The role of power supply parallel connection
Increase current output capacity When a single power supply cannot provide a large enough current to meet the load requirements, the total current output can be increased by connecting multiple power supplies in parallel. For example, in some high-power electronic equipment, such as the power supply system of a server room, multiple power supplies are usually connected in parallel to ensure sufficient current supply.
Improve reliability If one of the power supplies fails, the other power supplies can continue to supply power to the load, thereby improving the reliability of the power supply system. For example, in some critical industrial control systems, redundant power supplies are connected in parallel. When one power supply fails, the system can automatically switch to other normal power supplies to ensure the continuous operation of the system.
Precautions for power supply parallel connection
Power supply consistency Parallel power supplies should have the same electromotive force and similar internal resistance. If the electromotive force of the power supply is very different, it will cause the generation of circulating current, increase power loss, and even damage the power supply.
Different internal resistance will also make the output current distribution of each power supply uneven, affecting the service life of the power supply. For example, in a parallel battery pack, batteries of the same batch and model should be selected to ensure that their performance parameters are as consistent as possible.

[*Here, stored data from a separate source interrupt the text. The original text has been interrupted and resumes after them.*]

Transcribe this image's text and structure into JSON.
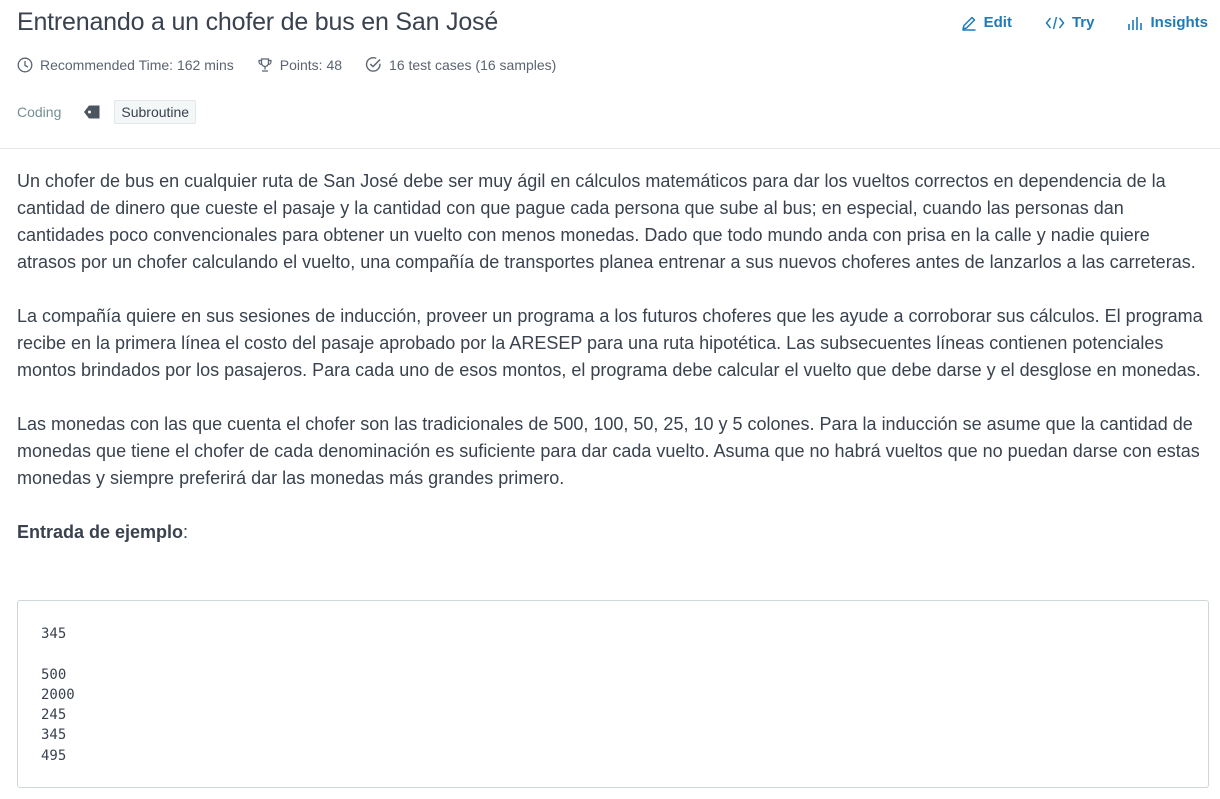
{
  "header": {
    "title": "Entrenando a un chofer de bus en San José",
    "actions": [
      {
        "label": "Edit",
        "icon": "pencil-icon"
      },
      {
        "label": "Try",
        "icon": "code-icon"
      },
      {
        "label": "Insights",
        "icon": "bar-chart-icon"
      }
    ],
    "meta": {
      "recommended_time": "Recommended Time: 162 mins",
      "points": "Points: 48",
      "test_cases": "16 test cases (16 samples)"
    },
    "type_label": "Coding",
    "tag": "Subroutine"
  },
  "body": {
    "paragraphs": [
      "Un chofer de bus en cualquier ruta de San José debe ser muy ágil en cálculos matemáticos para dar los vueltos correctos en dependencia de la cantidad de dinero que cueste el pasaje y la cantidad con que pague cada persona que sube al bus; en especial, cuando las personas dan cantidades poco convencionales para obtener un vuelto con menos monedas. Dado que todo mundo anda con prisa en la calle y nadie quiere atrasos por un chofer calculando el vuelto, una compañía de transportes planea entrenar a sus nuevos choferes antes de lanzarlos a las carreteras.",
      "La compañía quiere en sus sesiones de inducción, proveer un programa a los futuros choferes que les ayude a corroborar sus cálculos. El programa recibe en la primera línea el costo del pasaje aprobado por la ARESEP para una ruta hipotética. Las subsecuentes líneas contienen potenciales montos brindados por los pasajeros. Para cada uno de esos montos, el programa debe calcular el vuelto que debe darse y el desglose en monedas.",
      "Las monedas con las que cuenta el chofer son las tradicionales de 500, 100, 50, 25, 10 y 5 colones. Para la inducción se asume que la cantidad de monedas que tiene el chofer de cada denominación es suficiente para dar cada vuelto. Asuma que no habrá vueltos que no puedan darse con estas monedas y siempre preferirá dar las monedas más grandes primero."
    ],
    "example_label": "Entrada de ejemplo",
    "example_suffix": ":",
    "example_input": "345\n\n500\n2000\n245\n345\n495"
  },
  "colors": {
    "accent": "#1f7ab8",
    "text": "#39424e"
  }
}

Correctness of connection When connecting power supplies in parallel, carefully check the connection lines to ensure that the connection is firm and reliable, and ensure that the positive and negative poles of the power supply are connected correctly to avoid short circuits.
Protection devices In order to prevent overcurrent, short circuit and other faults from damaging the power supply and load, appropriate protection devices such as fuses and circuit breakers should be installed in the parallel power supply system. For example, when a short circuit occurs, the circuit breaker can quickly cut off the circuit to protect the power supply and load equipment.